Son tan níveos los que viven detrás de los espejos
                que "odio los ángeles por ser tan puros".

Me avergüenzo por no ser como los buenos
        o retratarme en las pupilas del maldito
                              que guarda bajo el brazo
   la misma cartilla de pecados que yo llevo.

Soy una serpiente que vive mordiéndose la cola
y que se hierve lento y gozoso en sus delitos...

¡Cómo no ser ángel!
¡Cómo no ser Dios!

                                           O por lo menos Jano
                                                              de única
                                                                  careta.


The end

Existir,
presentimiento extraño
de acabarse todo.
De ver en las ventanas
cernirse polen sepia de crisálidas,
mientras corva cimitarra
espere que camines.

Existir,
presentimiento extraño
de un diálogo de ancianos
clavados en las bancas,
espulgando al tiempo,
el espacio que vivieron...

Un perro viejo espanta
de penas pulgas...y osamentas ofrecidas
y lame por placer el borde
de su sarna...

Muerde aire el lomo de partículas
y millones de neuronas alguien recopila
que despiden nuestros cuerpos.

Viejos, pulgas, perros
se retratan en los charcos.
Crisálidas también,
pero lloran.....

Las calles se aglutinan
y rondan, perdiendo identidad.

                      Existir
                      ese presentimiento extraño
                      de acabarse todo,
                      con un genoma inútil bajo el brazo.

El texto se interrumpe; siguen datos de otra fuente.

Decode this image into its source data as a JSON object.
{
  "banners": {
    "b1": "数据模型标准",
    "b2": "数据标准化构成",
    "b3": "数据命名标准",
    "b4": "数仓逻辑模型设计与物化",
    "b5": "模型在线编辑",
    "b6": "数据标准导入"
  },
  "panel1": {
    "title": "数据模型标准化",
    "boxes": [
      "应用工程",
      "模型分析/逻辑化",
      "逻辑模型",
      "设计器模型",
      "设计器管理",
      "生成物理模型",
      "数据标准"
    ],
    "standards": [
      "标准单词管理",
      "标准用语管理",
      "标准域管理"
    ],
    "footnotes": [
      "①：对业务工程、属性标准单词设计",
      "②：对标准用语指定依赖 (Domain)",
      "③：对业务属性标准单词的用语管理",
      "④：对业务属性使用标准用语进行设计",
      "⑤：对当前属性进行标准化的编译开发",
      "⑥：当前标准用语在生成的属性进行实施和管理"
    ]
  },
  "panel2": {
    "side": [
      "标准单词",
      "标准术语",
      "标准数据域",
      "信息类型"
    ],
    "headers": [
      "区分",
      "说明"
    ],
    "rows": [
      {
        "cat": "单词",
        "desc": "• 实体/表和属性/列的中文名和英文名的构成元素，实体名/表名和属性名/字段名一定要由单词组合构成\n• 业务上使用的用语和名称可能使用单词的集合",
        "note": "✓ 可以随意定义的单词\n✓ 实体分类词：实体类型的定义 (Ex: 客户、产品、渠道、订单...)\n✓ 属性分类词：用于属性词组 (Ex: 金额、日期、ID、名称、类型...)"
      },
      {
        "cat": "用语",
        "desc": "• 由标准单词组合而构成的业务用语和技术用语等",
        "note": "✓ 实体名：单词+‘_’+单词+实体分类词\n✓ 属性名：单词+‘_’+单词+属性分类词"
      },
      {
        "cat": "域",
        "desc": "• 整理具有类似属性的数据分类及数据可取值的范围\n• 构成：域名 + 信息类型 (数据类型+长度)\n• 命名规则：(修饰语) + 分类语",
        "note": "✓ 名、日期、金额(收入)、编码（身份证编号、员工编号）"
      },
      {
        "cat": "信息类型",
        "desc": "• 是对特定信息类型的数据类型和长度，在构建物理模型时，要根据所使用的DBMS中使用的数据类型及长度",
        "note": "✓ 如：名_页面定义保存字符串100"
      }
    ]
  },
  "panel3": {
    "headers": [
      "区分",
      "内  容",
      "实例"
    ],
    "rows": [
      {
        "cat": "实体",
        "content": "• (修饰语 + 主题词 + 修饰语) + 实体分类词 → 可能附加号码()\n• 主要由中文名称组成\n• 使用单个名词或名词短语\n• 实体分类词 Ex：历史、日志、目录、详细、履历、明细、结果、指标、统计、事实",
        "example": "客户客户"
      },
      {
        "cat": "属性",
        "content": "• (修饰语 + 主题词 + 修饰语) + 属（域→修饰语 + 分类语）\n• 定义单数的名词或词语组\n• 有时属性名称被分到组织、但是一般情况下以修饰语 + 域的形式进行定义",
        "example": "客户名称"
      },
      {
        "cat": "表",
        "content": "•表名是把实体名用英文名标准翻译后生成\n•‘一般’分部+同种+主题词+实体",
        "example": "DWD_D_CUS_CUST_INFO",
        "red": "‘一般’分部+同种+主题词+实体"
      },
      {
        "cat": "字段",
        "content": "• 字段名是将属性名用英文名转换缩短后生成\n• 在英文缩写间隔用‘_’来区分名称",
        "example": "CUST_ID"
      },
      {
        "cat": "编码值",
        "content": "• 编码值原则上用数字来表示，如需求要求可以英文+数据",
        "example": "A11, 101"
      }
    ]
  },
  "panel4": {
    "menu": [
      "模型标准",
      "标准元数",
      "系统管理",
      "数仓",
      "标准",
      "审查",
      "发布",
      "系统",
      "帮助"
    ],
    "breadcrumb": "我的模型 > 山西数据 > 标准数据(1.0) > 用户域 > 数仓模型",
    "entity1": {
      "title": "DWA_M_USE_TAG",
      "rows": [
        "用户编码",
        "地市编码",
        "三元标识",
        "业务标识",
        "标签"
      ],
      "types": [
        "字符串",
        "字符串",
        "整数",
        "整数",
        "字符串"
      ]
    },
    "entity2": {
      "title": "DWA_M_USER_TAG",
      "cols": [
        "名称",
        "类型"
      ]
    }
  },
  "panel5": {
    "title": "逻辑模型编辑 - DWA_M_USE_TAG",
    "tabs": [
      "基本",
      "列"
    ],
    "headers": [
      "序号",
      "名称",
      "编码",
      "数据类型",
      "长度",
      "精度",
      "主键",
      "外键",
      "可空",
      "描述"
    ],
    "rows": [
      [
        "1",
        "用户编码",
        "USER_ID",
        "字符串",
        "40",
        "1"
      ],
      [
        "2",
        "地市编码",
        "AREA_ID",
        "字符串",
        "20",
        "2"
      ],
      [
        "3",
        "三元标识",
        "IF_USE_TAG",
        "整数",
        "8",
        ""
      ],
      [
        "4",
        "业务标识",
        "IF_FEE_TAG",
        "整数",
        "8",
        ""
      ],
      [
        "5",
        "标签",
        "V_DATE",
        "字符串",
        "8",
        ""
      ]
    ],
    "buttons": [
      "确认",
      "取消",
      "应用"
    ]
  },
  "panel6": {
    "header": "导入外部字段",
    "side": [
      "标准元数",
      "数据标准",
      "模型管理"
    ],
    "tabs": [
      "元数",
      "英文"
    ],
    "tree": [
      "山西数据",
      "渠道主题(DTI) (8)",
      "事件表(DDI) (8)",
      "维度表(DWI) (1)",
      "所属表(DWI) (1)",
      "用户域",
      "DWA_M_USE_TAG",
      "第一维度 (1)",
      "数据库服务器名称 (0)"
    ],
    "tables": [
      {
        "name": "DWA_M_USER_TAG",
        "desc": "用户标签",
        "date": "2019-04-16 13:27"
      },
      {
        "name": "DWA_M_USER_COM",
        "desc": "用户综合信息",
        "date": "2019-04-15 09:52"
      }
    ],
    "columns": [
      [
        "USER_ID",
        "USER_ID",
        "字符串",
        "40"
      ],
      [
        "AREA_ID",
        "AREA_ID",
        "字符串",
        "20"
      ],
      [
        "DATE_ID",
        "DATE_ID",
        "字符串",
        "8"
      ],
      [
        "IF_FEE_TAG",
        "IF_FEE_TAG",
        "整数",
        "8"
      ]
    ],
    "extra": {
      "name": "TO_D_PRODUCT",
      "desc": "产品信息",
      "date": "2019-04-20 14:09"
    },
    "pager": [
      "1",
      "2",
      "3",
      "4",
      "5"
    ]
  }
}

La carta escrita sobre el viento

Redactar la carta sin ruta concebida
y esperar sonar el pétalo al fondo de la poza;
transitar por calles empedradas
y oír el restañar de voces entrañables.
O mejor: cerrar detrás de mí
la puerta de OCTUBRES desgarrantes.

Ver el río turbio azás de cieno y heces
o engañar a mis magnolias
que todo ello fue azar del tiempo
y la venganza.

El Cronos generoso
enfermo de olvidos / o retardos
y aún me arrulla entre sus brazos
el reloj y sus manijas.

               El olor de las cloacas
               es persistente y me envenena.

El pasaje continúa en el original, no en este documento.